Até mesmo a recuperação traz perdas, mais mudanças que devemos lutar para aceitar.4 Quando o cônjuge alcoólico fica sóbrio, as coisas mudam. Os padrões de relacionamento mudam. Nossas características de codependentes, as formas com que fomos afetados, são perdas de autoimagem que devemos enfrentar. Embora sejam mudanças boas, ainda são perdas – perdas de coisas que podem não ter sido desejáveis, mas que talvez se tenham tornado estranhamente confortáveis. Esses padrões se tornam um fato de nossas circunstâncias atuais. Pelo menos sabíamos o que esperar, mesmo que isso significasse não esperar nada.

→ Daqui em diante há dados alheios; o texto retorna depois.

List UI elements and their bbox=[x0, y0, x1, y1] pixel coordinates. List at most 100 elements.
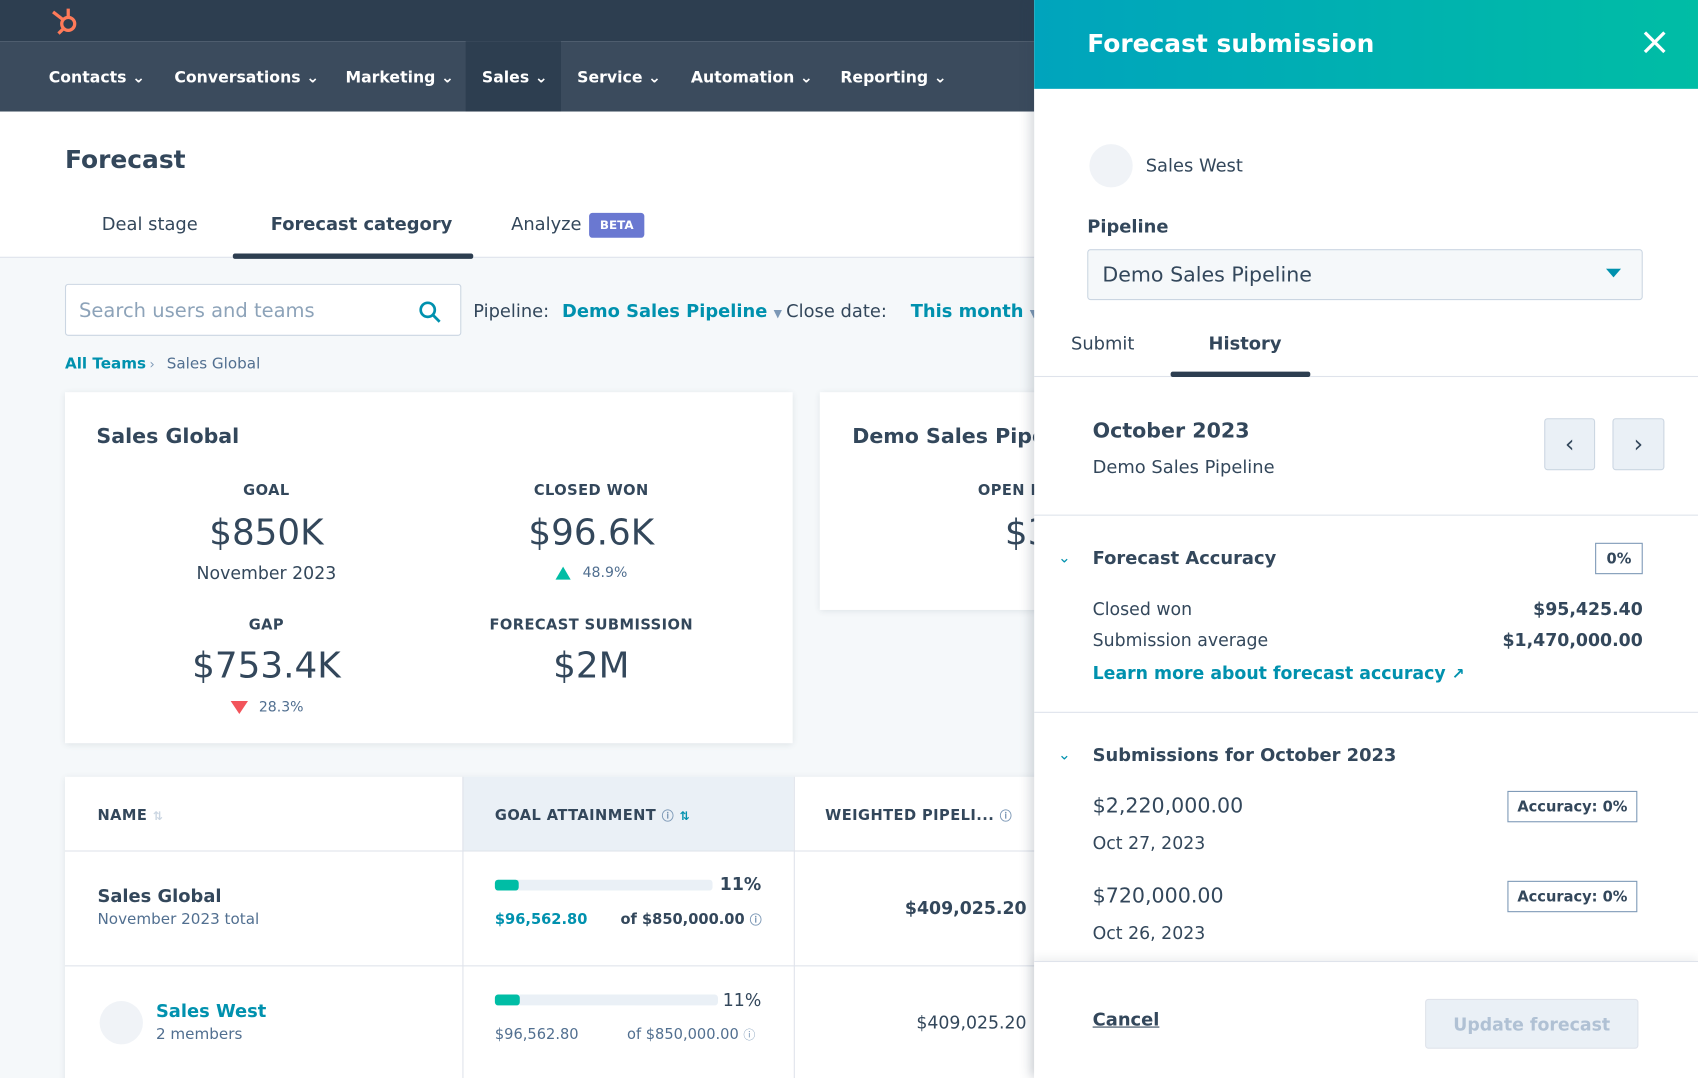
close-button[interactable] bbox=[1643, 30, 1667, 54]
search-placeholder[interactable]: Search users and teams bbox=[79, 299, 315, 323]
progress-fill bbox=[494, 994, 520, 1006]
breadcrumb-current: Sales Global bbox=[166, 355, 261, 373]
help-link[interactable]: Learn more about forecast accuracy ↗ bbox=[1092, 662, 1465, 684]
divider bbox=[1034, 375, 1698, 378]
metric-value: $96.6K bbox=[528, 510, 655, 554]
divider bbox=[1034, 514, 1698, 516]
down-arrow bbox=[230, 700, 248, 714]
stat-label: Submission average bbox=[1092, 629, 1269, 651]
chevron[interactable]: ⌄ bbox=[1057, 746, 1071, 764]
column-header[interactable]: NAME ⇅ bbox=[97, 807, 164, 825]
nav-item[interactable]: Reporting ⌄ bbox=[840, 69, 947, 87]
nav-active bbox=[465, 41, 561, 112]
period-title: October 2023 bbox=[1092, 419, 1250, 444]
tab-underline bbox=[1170, 371, 1311, 378]
row-sub: 2 members bbox=[155, 1025, 243, 1044]
accuracy-badge: 0% bbox=[1595, 542, 1643, 575]
select-caret[interactable] bbox=[1605, 268, 1622, 279]
prev-button[interactable]: ‹ bbox=[1544, 418, 1596, 471]
tab[interactable]: Submit bbox=[1070, 333, 1135, 354]
update-button[interactable]: Update forecast bbox=[1425, 998, 1639, 1049]
divider bbox=[1034, 711, 1698, 713]
page-header bbox=[0, 111, 1035, 257]
column-header[interactable]: GOAL ATTAINMENT ⓘ ⇅ bbox=[494, 807, 691, 825]
top-bar bbox=[0, 0, 1035, 42]
metric-change: 48.9% bbox=[582, 564, 628, 582]
next-button[interactable]: › bbox=[1612, 418, 1665, 471]
select-value[interactable]: Demo Sales Pipeline bbox=[1102, 263, 1312, 288]
team-name: Sales West bbox=[1145, 155, 1243, 177]
cancel-button[interactable]: Cancel bbox=[1092, 1009, 1160, 1030]
pipeline-filter[interactable]: Demo Sales Pipeline ▼ bbox=[562, 300, 782, 322]
metric-value: $850K bbox=[209, 510, 324, 554]
attainment-label: 11% bbox=[719, 873, 762, 895]
summary-card bbox=[64, 392, 793, 744]
panel-title: Forecast submission bbox=[1087, 30, 1375, 59]
side-panel: Forecast submission Sales West Pipeline … bbox=[1034, 0, 1698, 1078]
closed-amount: $96,562.80 bbox=[494, 1025, 579, 1044]
date-filter[interactable]: This month ▼ bbox=[910, 300, 1038, 322]
avatar bbox=[99, 1001, 143, 1045]
search-icon[interactable] bbox=[418, 300, 442, 324]
row-divider bbox=[64, 850, 1040, 852]
metric-label: CLOSED WON bbox=[533, 482, 649, 500]
metric-label: GOAL bbox=[243, 482, 290, 500]
goal-amount: of $850,000.00 ⓘ bbox=[626, 1025, 756, 1044]
closed-amount: $96,562.80 bbox=[494, 911, 588, 929]
submission-date: Oct 26, 2023 bbox=[1092, 922, 1206, 944]
metric-value: $753.4K bbox=[192, 644, 341, 687]
nav-item[interactable]: Marketing ⌄ bbox=[345, 69, 455, 87]
filter-label: Pipeline: bbox=[473, 300, 550, 322]
metric-change: 28.3% bbox=[258, 699, 304, 716]
metric-label: GAP bbox=[248, 616, 285, 634]
avatar bbox=[1089, 144, 1133, 188]
stat-value: $95,425.40 bbox=[1533, 598, 1643, 620]
nav-item[interactable]: Automation ⌄ bbox=[690, 69, 813, 87]
sorted-header bbox=[462, 776, 794, 851]
accuracy-badge: Accuracy: 0% bbox=[1507, 880, 1638, 913]
panel-header bbox=[1034, 0, 1698, 89]
card-title: Demo Sales Pipel bbox=[852, 424, 1054, 449]
stat-label: Closed won bbox=[1092, 598, 1193, 620]
tab-active[interactable]: Forecast category bbox=[270, 213, 453, 235]
metric-label: FORECAST SUBMISSION bbox=[489, 616, 694, 634]
metric-sub: November 2023 bbox=[196, 562, 337, 584]
section-title[interactable]: Submissions for October 2023 bbox=[1092, 744, 1397, 766]
logo[interactable] bbox=[48, 3, 83, 38]
up-arrow bbox=[555, 566, 571, 580]
column-header[interactable]: WEIGHTED PIPELI... ⓘ bbox=[825, 807, 1013, 825]
section-title[interactable]: Forecast Accuracy bbox=[1092, 547, 1277, 569]
tab-active[interactable]: History bbox=[1208, 333, 1282, 354]
period-sub: Demo Sales Pipeline bbox=[1092, 456, 1275, 478]
col-divider bbox=[462, 776, 464, 1078]
field-label: Pipeline bbox=[1087, 216, 1169, 237]
weighted-amount: $409,025.20 bbox=[904, 897, 1027, 919]
row-sub: November 2023 total bbox=[97, 911, 260, 929]
metric-value: $2M bbox=[553, 644, 630, 687]
metric-label: OPEN F bbox=[977, 482, 1041, 500]
nav-item[interactable]: Conversations ⌄ bbox=[174, 69, 320, 87]
nav-item[interactable]: Sales ⌄ bbox=[481, 69, 548, 87]
goal-amount: of $850,000.00 ⓘ bbox=[620, 911, 762, 929]
submission-amount: $720,000.00 bbox=[1092, 884, 1224, 908]
breadcrumb-sep: › bbox=[149, 356, 155, 372]
chevron[interactable]: ⌄ bbox=[1057, 549, 1071, 567]
nav-item[interactable]: Contacts ⌄ bbox=[48, 69, 146, 87]
col-divider bbox=[793, 776, 795, 1078]
stat-value: $1,470,000.00 bbox=[1502, 629, 1643, 651]
search-box[interactable] bbox=[64, 283, 462, 336]
pipeline-select[interactable] bbox=[1087, 249, 1643, 301]
page-title: Forecast bbox=[64, 146, 186, 175]
progress-track bbox=[494, 994, 718, 1006]
accuracy-badge: Accuracy: 0% bbox=[1507, 790, 1638, 823]
tab[interactable]: Deal stage bbox=[101, 213, 198, 235]
row-name-link[interactable]: Sales West bbox=[155, 1000, 267, 1022]
filter-label: Close date: bbox=[786, 300, 887, 322]
divider bbox=[0, 256, 1035, 258]
card-title: Sales Global bbox=[96, 424, 240, 449]
nav-item[interactable]: Service ⌄ bbox=[577, 69, 662, 87]
tab[interactable]: Analyze bbox=[511, 213, 582, 235]
breadcrumb-link[interactable]: All Teams bbox=[64, 355, 147, 373]
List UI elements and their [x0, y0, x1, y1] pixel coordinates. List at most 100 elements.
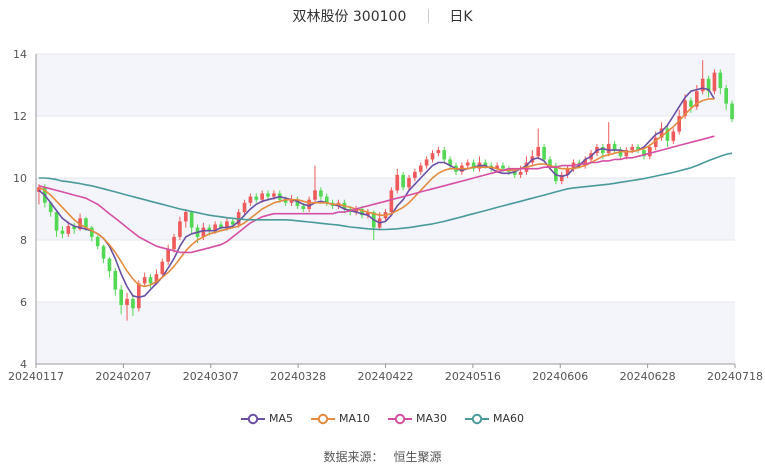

As perdas que muitos codependentes devem enfrentar e aceitar diariamente são enormes e contínuas. Não são os problemas comuns e as perdas que a maioria das pessoas enfrenta na vida normal. São perdas e problemas causados por pessoas que amamos. Embora os problemas sejam resultado direto de uma doença, de uma condição ou um distúrbio compulsivo, eles podem aparecer como atos deliberados e maliciosos.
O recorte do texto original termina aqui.